Risperidone (Risperdal)

Risperidone has been shown to be effective for delusions of parasitosis. It binds to dopamine D2 receptors with 20-times lower affinity than that for serotonin 5-HT2 receptors. Risperidone alleviates negative symptoms of psychoses and reduces the prevalence of extrapyramidal adverse effects. It is indicated for treatment of psychotic disorders, including schizophrenia and bipolar disorder. Clinical response usually occurs within 10-14 days.

Iloperidone (Fanapt)

Iloperidone is an atypical antipsychotic agent indicated for acute treatment of schizophrenia. Its precise mechanism of action is unknown. It antagonizes D2 and 5-HT2 receptors. However, it shows high affinity for 5-HT2A, D2, and D3 receptors and low-to-moderate affinity for D1, D4, H1, 5-HT1A, 5HT6, 5-HT7, and NE alpha1 receptors.

Paliperidone (Invega)

Paliperidone is the active metabolite of risperidone. Its therapeutic effects consist of mixed central serotonergic and dopaminergic antagonism. Unlike risperidone, paliperidone exhibits 10-fold lower affinity for alpha-2 and 5-HT2A receptors and almost 3- to 5-fold lower affinity for 5-HT1A and 5HT1D, respectively.

Olanzapine (Zyprexa)

Olanzapine may inhibit serotonin, muscarinic, and dopamine effects.
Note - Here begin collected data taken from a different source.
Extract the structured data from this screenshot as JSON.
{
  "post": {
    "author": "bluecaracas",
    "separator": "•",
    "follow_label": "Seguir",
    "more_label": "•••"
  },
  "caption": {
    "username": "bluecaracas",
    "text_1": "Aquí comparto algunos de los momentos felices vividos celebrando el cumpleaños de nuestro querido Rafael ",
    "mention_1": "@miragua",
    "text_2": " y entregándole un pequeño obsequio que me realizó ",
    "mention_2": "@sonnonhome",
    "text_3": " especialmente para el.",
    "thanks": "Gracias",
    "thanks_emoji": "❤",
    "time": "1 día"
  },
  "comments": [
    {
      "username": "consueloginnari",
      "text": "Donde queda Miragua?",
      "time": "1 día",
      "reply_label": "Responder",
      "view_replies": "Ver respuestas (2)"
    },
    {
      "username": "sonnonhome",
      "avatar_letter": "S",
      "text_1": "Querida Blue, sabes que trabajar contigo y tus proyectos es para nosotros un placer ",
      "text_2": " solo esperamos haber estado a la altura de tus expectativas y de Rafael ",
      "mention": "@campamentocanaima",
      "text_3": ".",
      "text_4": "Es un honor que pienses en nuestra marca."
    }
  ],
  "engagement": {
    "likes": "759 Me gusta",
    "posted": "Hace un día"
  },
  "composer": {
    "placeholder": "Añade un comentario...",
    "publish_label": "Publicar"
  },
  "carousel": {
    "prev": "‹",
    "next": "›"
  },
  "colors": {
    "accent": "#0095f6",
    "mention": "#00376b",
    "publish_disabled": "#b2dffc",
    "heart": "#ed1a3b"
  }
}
Its efficacy is comparable to that of risperidone; it has fewer dose-dependent adverse effects but is associated with more concern about weight gain.

Quetiapine (Seroquel)

Quetiapine may act by antagonizing dopamine and serotonin effects. Its efficacy is comparable to those of risperidone and olanzapine; it has fewer dose-dependent adverse effects and is associated with less concern about weight gain.